RAKYATKU.COM - Kehadiran Moda Raya Terpadu (MRT) Jakarta mengubah wajah ibu kota sekaligus budaya warga. Benarkah proyek itu baru bisa balik modal 81 tahun kemudian?
MRT diresmikan Presiden Joko Widodo alias Jokowi pada Minggu (24/3/2019). Moda transportasi massal yang dibangun oleh PT Mass Rapid Transit, perusahaan berbasis di Jepang ini mulai beroperasi setelah proses pembangunannya direncanakan selama 14 tahun.
Direktur PT MRT William P Sabandar mengatakan pembangunan MRT fase pertama untuk rute Lebak Bulu hingga Bundera Hotel Indonesia memakan biaya yang tak sedikit. Khusus tahap I itu, pemerintah menggelontorkan investasi senilai Rp16 triliun.
Dana itu terdiri atas biaya patungan antara anggaran pendapatan belanja negara dan daerah yang dilaksanakan pemerintah pusat dan Pemerintah Provinsi DKI Jakarta.
Saat ini, tarif MRT untuk jarak terjauh Lebak Bulus-Bundaran Hotel Indonesia (HI) sebesar Rp14 ribu. Sedangkan rute paling pendek hanya akan dikenakan biaya Rp3.000. Artinya, rata-rata tarif MRT berada di posisi Rp8.500.
Peta Koneksi Transportasi Terhubung MRT Jakarta:
— Lucky Nugroho (@silucky) 25 Maret 2019
- MRT Jakarta
- Bus Trans Jakarta
- Kereta Commuter Line
- LRT Jakarta
- RaiLink
- Angkasa Pura
Keren ih! pic.twitter.com/BBo56RmtQ2
Dikutip dari CNBC Indonesia, Rabu (27/3/2019), berdasarkan hasil survei perkiraan jumlah penumpang yang dilakukan oleh PT MRT Jakarta pada tahun 2017, diperkirakan MRT akan mengangkut sekitar 130 ribu orang dalam satu hari.
Bila menggunakan nilai median dari tarif MRT, potensi pendapatan harian dari penjualan tiket bisa mencapai Rp1,1 miliar.

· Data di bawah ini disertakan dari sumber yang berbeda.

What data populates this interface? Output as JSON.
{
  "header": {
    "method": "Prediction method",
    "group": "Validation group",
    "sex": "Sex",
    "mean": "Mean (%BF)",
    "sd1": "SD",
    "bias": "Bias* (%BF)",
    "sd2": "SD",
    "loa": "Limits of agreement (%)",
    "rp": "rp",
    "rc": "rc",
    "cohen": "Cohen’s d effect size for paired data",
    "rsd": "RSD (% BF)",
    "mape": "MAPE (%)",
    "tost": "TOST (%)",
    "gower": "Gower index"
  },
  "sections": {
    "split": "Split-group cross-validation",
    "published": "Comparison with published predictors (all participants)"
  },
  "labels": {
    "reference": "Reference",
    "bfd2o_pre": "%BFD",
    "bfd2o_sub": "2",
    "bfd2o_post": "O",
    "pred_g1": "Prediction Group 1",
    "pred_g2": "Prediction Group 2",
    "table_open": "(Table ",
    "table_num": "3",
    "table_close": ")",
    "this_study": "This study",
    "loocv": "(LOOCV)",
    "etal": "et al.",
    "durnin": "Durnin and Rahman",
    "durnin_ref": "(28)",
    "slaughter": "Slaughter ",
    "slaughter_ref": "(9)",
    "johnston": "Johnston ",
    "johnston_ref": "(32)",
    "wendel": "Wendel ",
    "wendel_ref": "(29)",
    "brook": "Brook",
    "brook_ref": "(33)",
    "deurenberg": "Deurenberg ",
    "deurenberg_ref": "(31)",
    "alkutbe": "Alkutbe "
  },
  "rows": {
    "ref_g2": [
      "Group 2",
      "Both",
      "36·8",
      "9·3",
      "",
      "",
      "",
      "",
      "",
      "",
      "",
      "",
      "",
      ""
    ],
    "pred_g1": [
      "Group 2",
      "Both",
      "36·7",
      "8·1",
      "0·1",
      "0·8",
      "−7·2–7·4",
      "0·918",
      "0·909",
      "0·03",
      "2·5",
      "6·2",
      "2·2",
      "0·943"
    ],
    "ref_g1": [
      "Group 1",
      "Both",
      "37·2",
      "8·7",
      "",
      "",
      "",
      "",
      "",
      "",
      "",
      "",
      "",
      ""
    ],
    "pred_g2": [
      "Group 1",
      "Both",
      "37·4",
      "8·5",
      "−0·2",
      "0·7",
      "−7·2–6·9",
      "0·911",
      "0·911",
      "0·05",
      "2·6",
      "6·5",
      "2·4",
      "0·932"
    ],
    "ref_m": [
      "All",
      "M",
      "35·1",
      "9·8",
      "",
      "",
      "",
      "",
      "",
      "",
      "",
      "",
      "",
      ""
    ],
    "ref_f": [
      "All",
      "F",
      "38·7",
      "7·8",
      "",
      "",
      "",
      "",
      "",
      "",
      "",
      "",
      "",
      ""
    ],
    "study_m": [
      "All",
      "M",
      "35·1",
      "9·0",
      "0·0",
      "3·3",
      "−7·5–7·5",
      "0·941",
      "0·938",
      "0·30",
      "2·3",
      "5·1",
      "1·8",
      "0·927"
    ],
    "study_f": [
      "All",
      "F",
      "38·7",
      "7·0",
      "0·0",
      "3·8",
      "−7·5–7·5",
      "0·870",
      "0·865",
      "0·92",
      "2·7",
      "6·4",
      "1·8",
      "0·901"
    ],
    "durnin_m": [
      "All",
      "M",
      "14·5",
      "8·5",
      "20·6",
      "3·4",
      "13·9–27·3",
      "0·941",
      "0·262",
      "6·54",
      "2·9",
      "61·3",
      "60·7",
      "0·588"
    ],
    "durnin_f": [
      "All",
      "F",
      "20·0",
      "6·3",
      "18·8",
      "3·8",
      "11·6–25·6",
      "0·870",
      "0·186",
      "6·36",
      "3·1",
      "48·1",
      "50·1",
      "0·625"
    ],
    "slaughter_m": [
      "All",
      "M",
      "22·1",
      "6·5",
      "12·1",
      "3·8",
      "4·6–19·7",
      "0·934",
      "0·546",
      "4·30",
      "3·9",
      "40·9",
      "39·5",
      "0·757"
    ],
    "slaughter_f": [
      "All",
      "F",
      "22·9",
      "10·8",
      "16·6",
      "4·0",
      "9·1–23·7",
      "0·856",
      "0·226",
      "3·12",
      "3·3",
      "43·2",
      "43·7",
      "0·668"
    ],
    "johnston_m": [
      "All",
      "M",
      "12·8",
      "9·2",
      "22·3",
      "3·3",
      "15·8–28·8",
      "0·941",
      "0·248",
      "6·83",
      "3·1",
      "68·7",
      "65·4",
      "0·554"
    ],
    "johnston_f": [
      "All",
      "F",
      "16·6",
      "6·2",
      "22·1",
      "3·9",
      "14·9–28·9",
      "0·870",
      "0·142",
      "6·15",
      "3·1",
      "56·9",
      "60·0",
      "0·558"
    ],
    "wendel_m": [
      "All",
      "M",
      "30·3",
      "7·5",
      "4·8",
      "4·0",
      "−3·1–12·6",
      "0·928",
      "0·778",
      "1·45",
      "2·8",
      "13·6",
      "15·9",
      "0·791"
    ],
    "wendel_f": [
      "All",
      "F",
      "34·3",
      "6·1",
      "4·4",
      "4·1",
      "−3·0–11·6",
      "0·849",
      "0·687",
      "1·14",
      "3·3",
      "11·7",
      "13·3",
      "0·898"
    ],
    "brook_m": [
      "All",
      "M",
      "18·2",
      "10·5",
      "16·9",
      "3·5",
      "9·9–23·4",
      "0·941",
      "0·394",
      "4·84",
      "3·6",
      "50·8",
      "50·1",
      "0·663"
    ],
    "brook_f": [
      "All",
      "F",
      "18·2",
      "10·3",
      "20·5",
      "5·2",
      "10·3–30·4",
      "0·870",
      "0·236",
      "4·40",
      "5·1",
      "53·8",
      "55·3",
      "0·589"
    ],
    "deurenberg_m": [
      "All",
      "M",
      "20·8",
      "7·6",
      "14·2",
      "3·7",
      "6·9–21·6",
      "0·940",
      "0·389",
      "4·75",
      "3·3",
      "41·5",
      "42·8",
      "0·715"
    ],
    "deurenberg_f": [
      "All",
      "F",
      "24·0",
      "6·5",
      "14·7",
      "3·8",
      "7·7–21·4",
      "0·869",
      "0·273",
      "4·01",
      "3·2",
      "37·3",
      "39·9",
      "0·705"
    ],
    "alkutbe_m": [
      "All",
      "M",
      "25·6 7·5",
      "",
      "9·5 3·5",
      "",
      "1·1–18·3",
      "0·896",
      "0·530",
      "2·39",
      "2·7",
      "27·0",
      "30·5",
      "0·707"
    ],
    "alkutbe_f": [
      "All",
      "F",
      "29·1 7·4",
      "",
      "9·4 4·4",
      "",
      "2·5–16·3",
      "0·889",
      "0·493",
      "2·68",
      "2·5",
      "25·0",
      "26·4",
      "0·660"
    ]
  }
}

Dengan memperhitungkan 300 hari kerja yang ada dalam satu tahun, maka pendapatannya sebesar Rp331,5 miliar.
Bila mengabaikan biaya operasional yang harus dikeluarkan, maka dengan pendapatan sebesar itu, nilai investasi MRT Fase I yang mendapai Rp 16 triliun baru akan terbayar sekitar 48 tahun lagi.
Namun, bila mengacu pada laporan tahunan PT MRT Jakarta, beban usaha (operating expense) sepanjang tahun 2017 mencapai Rp136,2 miliar, naik dari yang sebesar Rp79,4 miliar pada tahun 2016. Meningkat 71,5 persen secara tahunnan YoY.
Dengan begitu, potensi laba kotor (gross profit) perusahaan akan mencapai Rp195,2 miliar, dan biaya investasi baru akan kembali dalam waktu sekitar 81 tahun.